Inizia alla grande la nuova avventura di QuintilesIMS che da pochi giorni ha cambiato nome, e anche un po' strategia. La società che adesso si chiama IQVIA e che si specializzerà sempre più nella "human data science" ha appena siglato un accordo con il Gruppo Menarini per lo sviluppo globale di un nuovo farmaco oncologico.

Inizia alla grande la nuova avventura di QuintilesIMS che da pochi giorni ha cambiato nome, e anche un po' strategia. La società, che adesso si chiama IQVIA e che si specializzerà sempre più nella “human data science”, ha appena siglato un accordo con il Gruppo Menarini per lo sviluppo globale di un nuovo farmaco oncologico.

La notizia è stata data oggi a Milano nell’ambito dell’incontro annuale della società specializzata nella business intelligence in ambito farmaceutico.

IQVIA gestirà gli studi clinici sul nuovo farmaco, del quale in verità è stato detto pochissimo. Si tratterà di studi adattativi, nei quali gli end point e altri parametri potranno essere man mano aggiornati nel corso dello sviluppo clinico al fine di accelerare al massimo i tempi e individuare il più precocemente possibile la popolazione target di pazienti.
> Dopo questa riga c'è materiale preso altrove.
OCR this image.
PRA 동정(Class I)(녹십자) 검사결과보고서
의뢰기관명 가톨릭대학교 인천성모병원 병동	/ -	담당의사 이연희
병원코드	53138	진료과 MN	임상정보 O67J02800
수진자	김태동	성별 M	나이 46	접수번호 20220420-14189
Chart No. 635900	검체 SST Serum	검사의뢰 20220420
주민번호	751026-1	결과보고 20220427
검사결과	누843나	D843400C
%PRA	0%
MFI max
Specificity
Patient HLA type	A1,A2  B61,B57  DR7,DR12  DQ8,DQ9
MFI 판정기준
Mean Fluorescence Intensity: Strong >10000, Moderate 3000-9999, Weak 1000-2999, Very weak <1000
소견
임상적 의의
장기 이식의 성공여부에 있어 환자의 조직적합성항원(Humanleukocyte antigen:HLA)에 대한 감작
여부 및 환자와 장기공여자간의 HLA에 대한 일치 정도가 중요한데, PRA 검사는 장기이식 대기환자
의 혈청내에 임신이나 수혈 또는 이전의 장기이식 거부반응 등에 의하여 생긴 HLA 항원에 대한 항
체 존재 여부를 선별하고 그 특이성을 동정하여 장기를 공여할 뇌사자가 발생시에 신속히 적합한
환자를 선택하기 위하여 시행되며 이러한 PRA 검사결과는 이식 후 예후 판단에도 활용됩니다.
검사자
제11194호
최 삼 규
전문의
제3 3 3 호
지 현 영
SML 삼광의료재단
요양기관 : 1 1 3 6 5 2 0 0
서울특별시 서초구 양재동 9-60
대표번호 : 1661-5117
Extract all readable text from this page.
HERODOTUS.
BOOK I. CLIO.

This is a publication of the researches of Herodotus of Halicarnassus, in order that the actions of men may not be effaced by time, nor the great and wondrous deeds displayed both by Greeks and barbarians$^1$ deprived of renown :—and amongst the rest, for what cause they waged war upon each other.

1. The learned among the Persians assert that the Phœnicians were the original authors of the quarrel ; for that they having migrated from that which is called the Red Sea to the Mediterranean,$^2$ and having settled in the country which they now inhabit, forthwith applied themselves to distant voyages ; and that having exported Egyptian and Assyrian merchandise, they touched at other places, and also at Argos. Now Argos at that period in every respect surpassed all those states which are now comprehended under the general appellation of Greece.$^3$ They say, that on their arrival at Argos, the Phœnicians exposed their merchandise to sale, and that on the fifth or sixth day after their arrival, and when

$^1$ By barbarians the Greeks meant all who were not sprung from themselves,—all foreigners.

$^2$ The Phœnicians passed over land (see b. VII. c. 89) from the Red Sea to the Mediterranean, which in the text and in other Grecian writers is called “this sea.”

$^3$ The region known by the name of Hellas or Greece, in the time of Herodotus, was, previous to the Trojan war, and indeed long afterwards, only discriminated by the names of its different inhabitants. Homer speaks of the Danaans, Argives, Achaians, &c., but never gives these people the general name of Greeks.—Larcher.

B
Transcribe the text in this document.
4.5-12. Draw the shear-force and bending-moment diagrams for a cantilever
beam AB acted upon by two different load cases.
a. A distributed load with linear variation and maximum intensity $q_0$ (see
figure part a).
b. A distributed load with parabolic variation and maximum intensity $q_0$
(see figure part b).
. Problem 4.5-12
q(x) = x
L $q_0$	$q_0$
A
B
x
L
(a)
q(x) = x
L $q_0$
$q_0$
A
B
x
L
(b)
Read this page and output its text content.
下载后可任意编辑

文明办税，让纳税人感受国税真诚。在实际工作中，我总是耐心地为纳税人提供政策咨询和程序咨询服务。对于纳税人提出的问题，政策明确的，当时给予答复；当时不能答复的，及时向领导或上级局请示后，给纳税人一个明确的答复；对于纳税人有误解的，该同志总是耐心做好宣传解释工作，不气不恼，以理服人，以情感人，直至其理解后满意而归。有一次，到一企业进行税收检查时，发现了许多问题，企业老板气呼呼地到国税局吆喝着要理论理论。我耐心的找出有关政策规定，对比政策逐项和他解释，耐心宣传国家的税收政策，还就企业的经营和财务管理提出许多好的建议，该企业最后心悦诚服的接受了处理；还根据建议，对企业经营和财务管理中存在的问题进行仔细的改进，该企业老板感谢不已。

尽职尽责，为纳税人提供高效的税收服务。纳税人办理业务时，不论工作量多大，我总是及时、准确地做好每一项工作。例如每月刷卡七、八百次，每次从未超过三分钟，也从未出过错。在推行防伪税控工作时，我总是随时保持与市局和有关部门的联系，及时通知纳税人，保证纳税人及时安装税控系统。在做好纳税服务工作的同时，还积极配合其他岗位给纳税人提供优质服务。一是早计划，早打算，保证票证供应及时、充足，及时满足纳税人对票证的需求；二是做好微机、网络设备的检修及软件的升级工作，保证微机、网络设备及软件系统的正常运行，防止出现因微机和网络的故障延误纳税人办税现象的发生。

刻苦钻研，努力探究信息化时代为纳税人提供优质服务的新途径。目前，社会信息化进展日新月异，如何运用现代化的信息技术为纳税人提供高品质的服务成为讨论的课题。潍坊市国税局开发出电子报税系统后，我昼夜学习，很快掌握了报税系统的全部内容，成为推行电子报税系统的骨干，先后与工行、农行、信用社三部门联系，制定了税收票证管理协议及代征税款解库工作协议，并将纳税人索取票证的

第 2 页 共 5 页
Sergio Liberatore, general manager di IQVIA, ha dichiarato «la nostra società offre expertise clinica e conoscenza dei mercati globali. Abbiamo i benchmark della ricerca clinica mondiale. La nostra collaborazione potrà accelerare lo sviluppo e l’approvazione del farmaco.»

Angela Capriati direttore della ricerca clinica di Menarini ha spiegato che l’azienda sta affrontando una vera e propria rivoluzione che la sta portando a competere sui principali mercati mondiali. La società si vuole specializzare nell’oncologia di precisione. Gli studi clinici avranno lo schema dell’adaptive design che adesso si chiama seamless adaptive design, a significare l’obiettivo di annullare i tempi morti della ricerca e velocizzare al massimo i trial. Ciò avviene combinando nello stesso studio due fasi dello sviluppo clinico di un farmaco (ad esempio II/III) la cui successione e le cui modalità di esecuzione vengono decise sulla base di analisi ad interim. Il tempo è danaro, anche nella ricerca clinica.